A canoe business will expand despite residents' complaints about noise and traffic.

Folks in the quiet residential community of Nobleton got another jolt Monday that their town is changing whether they like it or not.

Over their objections, the Hernando County Planning and Zoning Commission recommended that the County Commission rezone a 5-acre parcel from residential to recreational use. The reclassification would allow Nobleton Canoe Outpost to add canoe storage, concessions, restrooms and parking.

To Outpost owner Bob Meers, the rezoning represented less than what he wanted, because he initially requested a change to commercial. To several residents who complained about Meers' plans, it foreshadowed an unwelcome incursion of more traffic and noise.

"Our primary opposition is, we don't want any additional development until it's needed," project foe Andrew Rendueles said after the Planning and Zoning Commission approved the rezoning. "Schools, churches and community centers bring families into a neighborhood. Not businesses."

Pauline Gideons, a 57-year Nobleton resident, also spoke against the move.

"The original intent of Mr. Noble was to have a retirement village for older people. . . . As it is now, I don't sleep nights because the rock trucks start at 2:30 a.m.," Gideons, who lives on Lake Lindsey Road, told the planning commission. "I hope you can see clear to deny this request."

Planning commissioners struggled with their decision.

"This is a small, sleepy area," said Chairwoman Mikel Renner, who eventually supported the rezoning. "The vast majority of residents seem to be opposed. This (Withlacoochee) river is one of our most precious resources. I have trouble with the idea of more earth-moving in the area."

Commissioners Al Sevier and Anthony Palmieri challenged Meers about his true intent, noting he had a sign on his property offering lots for sale with the possibility of changing the zoning to commercial. Sevier made a motion to deny the rezoning based on this sign.

"Well, I'll take it down," Meers offered, adding that he did not need all the property for his business.

"It's too late," Sevier responded.

Other planning commissioners chided Sevier for his stance.

"I don't think we can sit up here and make a decision based on someone's intent," Commissioner Bob DeWitt said. "I don't think I can read Mr. Meers' mind."

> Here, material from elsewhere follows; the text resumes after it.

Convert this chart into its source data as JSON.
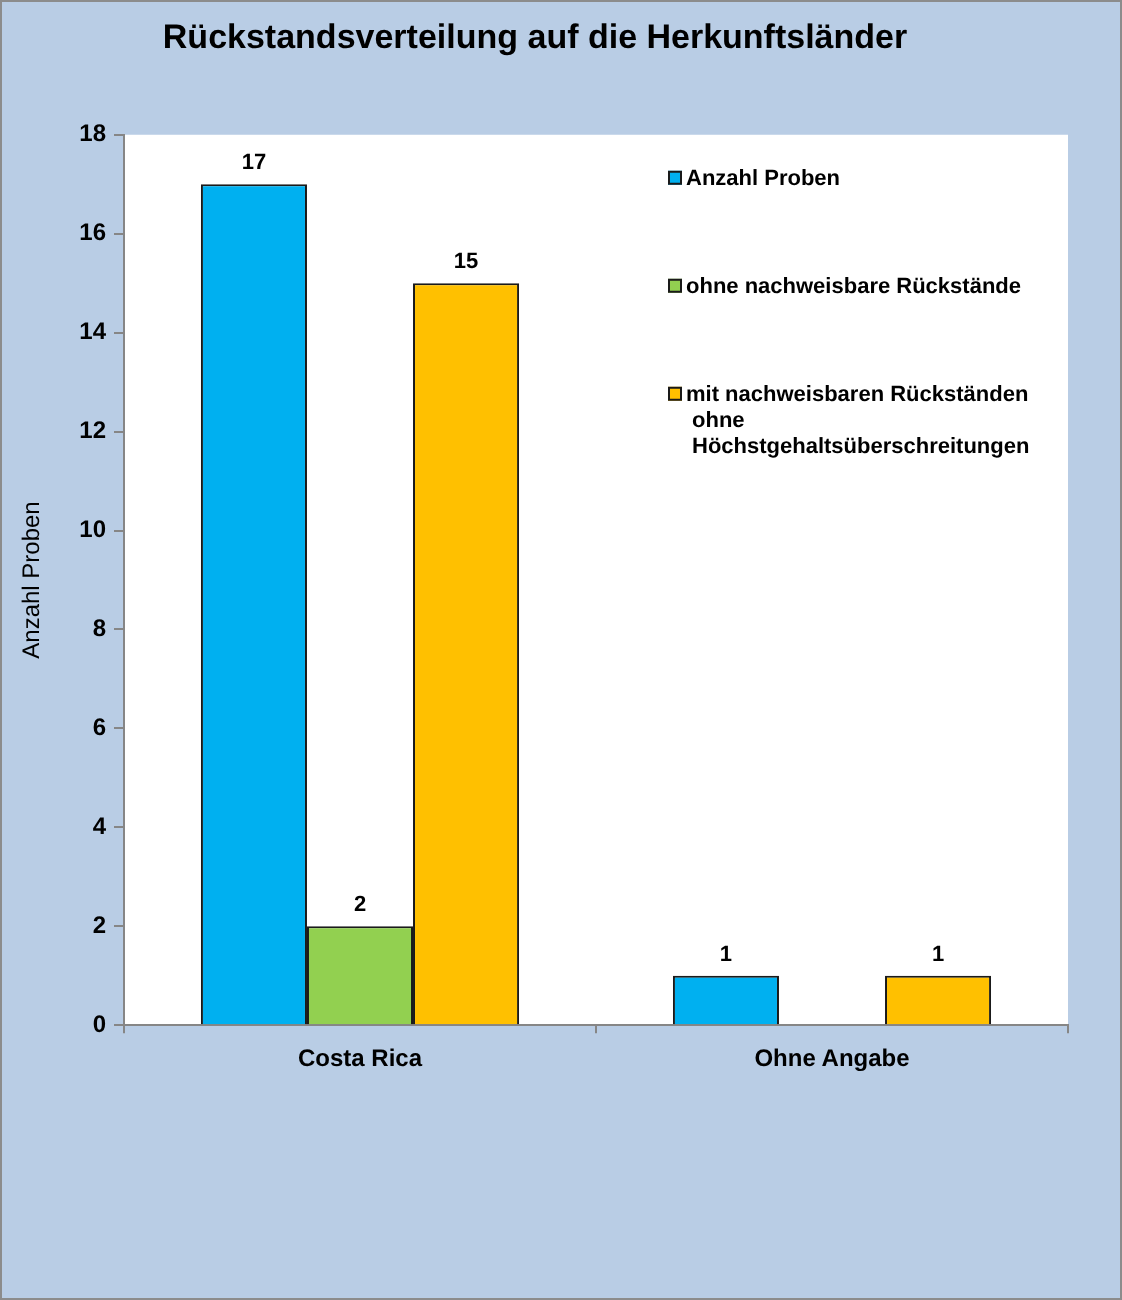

He and planning Commissioner Nick Nicholson called for a compromise. Renner joined them to defeat Sevier's motion. Then Nicholson moved to approve the rezoning but to have a 30-foot buffer along any residential property that abuts the expanded Canoe Outpost.

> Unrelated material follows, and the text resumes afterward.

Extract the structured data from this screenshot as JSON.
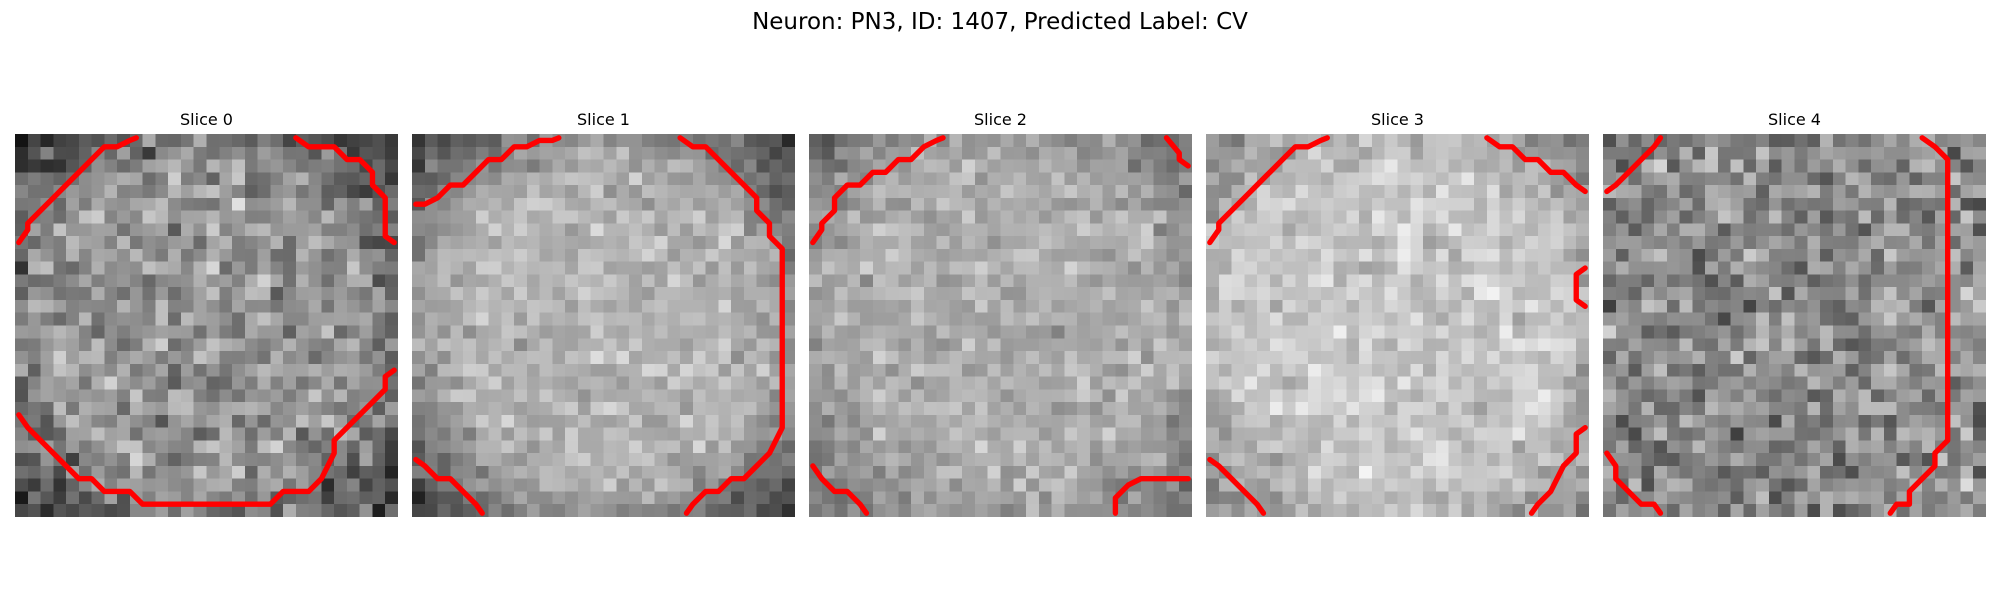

"If I can't get what I asked for, I'll take anything you'll give me," Meers said.

Palmieri joined the majority to approve that plan. The residents who opposed the idea pledged to continue their battle when the County Commission takes up the matter next month.

"We're going to ask for more stipulations," Rendueles said.

The concession stand should be smaller than 1,000 square feet, he said, and the buffer zones must be appealing to the eye. Change is okay, he said, but only if it is well thought out.

Earlier this summer, the residents pushed for and won changes in a similar zoning issue when Ray and Deborah Dickinson wanted to build a business on their land there. The Dickinsons, who had originally applied to set up a restaurant two years ago, won approval to open a seamstress shop.

The Dickinsons were the only people to speak Monday on behalf of Meers' proposal.